参考

  • hadoop权威指南 第六章,6.4节

背景

hadoop,mapreduce就如MVC,spring一样现在已经是烂大街了,虽然用过,但是说看过源码么,没有,调过参数么?调过,调到刚好能跑起来。现在有时间看看hadoop权威指南,感觉真是走了许多弯路。

MR流程

参数

共同影响

io.sort.factor

多路合并允许的最大输入路数。设成较大的值可以减少合并轮数,从而减少磁盘读写次数。

map端

io.sort.mb

map端输出缓冲区大小,map输出先放到这里然后在通过排序和partition再写入本地磁盘,等待再次merge直到map过程结束数据被reduce端获取。

io.sort.spill.percent

map端输出数据占输出缓冲区多少比例时开始刷出到磁盘。这个应该取决于map端输出速度和磁盘写入速度比例,就是一个一般的有界缓冲+生产者消费者问题。

reduce端

mapred.job.shuffle.input.buffer.percent

reduce端的输入缓冲区比例(占JVM堆空间),如果从map端拉取到的数据全部能够放下则可以直接在内存中完成map的输出合并,不用写入磁盘,直接作为reduce的输入。

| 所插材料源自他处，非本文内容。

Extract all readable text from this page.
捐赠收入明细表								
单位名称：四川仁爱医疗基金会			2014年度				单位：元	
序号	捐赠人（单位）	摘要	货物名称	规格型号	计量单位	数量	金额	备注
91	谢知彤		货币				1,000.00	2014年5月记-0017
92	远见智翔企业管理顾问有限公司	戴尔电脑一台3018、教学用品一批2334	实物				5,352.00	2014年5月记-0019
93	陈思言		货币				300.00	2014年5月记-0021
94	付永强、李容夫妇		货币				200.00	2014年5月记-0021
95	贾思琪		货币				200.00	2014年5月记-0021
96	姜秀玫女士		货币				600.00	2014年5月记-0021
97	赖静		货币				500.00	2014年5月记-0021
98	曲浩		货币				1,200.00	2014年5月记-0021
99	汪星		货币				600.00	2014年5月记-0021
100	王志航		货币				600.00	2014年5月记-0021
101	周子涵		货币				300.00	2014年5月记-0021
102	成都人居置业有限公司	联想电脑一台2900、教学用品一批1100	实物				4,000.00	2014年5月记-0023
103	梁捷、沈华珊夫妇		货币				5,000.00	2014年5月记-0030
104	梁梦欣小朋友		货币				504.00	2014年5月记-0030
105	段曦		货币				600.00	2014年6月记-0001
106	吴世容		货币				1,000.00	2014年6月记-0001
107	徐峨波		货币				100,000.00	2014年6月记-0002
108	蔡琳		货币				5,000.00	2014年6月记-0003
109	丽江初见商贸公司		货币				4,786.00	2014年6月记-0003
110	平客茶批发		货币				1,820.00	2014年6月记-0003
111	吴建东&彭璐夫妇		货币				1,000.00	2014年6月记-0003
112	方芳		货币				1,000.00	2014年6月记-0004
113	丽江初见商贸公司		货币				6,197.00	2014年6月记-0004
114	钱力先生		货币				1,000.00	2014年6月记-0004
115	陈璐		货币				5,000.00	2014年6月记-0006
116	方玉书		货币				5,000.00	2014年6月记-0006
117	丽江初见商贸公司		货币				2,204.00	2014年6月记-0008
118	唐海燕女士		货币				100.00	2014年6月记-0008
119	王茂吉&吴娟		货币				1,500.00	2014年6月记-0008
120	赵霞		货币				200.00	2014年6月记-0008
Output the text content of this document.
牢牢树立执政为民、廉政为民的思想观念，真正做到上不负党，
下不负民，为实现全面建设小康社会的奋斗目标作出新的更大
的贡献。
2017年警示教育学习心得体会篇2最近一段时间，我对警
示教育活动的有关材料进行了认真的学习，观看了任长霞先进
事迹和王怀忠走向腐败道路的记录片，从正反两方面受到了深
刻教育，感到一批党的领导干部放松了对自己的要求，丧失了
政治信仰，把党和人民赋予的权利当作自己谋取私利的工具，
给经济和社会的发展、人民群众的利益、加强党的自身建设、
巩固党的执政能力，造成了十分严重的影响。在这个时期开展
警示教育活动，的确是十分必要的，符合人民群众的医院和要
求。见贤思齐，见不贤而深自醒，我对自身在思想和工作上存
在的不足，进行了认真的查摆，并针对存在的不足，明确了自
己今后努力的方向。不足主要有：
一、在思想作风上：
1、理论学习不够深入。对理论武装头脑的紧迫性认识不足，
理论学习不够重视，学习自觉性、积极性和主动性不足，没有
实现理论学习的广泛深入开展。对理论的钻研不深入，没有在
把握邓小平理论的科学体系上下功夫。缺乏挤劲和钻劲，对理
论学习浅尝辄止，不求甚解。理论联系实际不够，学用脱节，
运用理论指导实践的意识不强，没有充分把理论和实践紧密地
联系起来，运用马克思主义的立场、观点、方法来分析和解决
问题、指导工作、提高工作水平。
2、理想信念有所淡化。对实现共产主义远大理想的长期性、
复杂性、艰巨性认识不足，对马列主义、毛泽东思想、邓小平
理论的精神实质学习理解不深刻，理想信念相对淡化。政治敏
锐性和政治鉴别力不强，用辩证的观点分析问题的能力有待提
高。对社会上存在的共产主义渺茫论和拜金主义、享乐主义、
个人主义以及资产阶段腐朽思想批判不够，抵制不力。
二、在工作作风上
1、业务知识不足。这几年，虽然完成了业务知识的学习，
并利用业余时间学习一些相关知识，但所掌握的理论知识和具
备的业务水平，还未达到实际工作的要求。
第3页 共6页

注意这是个坑,当此比例与JVM可用堆空间乘积超过Intger.MAX_VALUE时会不声不响的使用Intger.MAX_VALUE作为上限。必须强行设置mapreduce.reduce.memory.totalbytes参数来定义最大可用堆大小

mapred.job.shuffle.merge.percent

reduce端的输入缓冲区使用达到多少比例时开始merge到磁盘的过程。即当reduce端接收map端数据超过heapsize * mapred.job.shuffle.input.buffer.percent * mapred.job.shuffle.merge.percent开始向本地磁盘输出merge结果。

mapred.inmem.merge.threshold

reduce端的输入缓冲区使用达到多少大小(MB)时开始merge到磁盘的过程。这里使用的是一个具体数值而不是比例。如果把这项设为0,则控制有比例参数计算得出。

mapred.job.reduce.input.buffer.percent

reduce端在进行reduce操作之前剩余在输入缓冲区的数据占堆空间的比例。因为reduce端最后一趟reduce的输入不用完全来自磁盘,它可以通过多路merge的过程直接获取来自磁盘或者内存(内存中的是已合并但为输出到磁盘的map输出数据)的数据。如果设定为0的话就是强制把缓冲清空,将所有合并结果写入磁盘。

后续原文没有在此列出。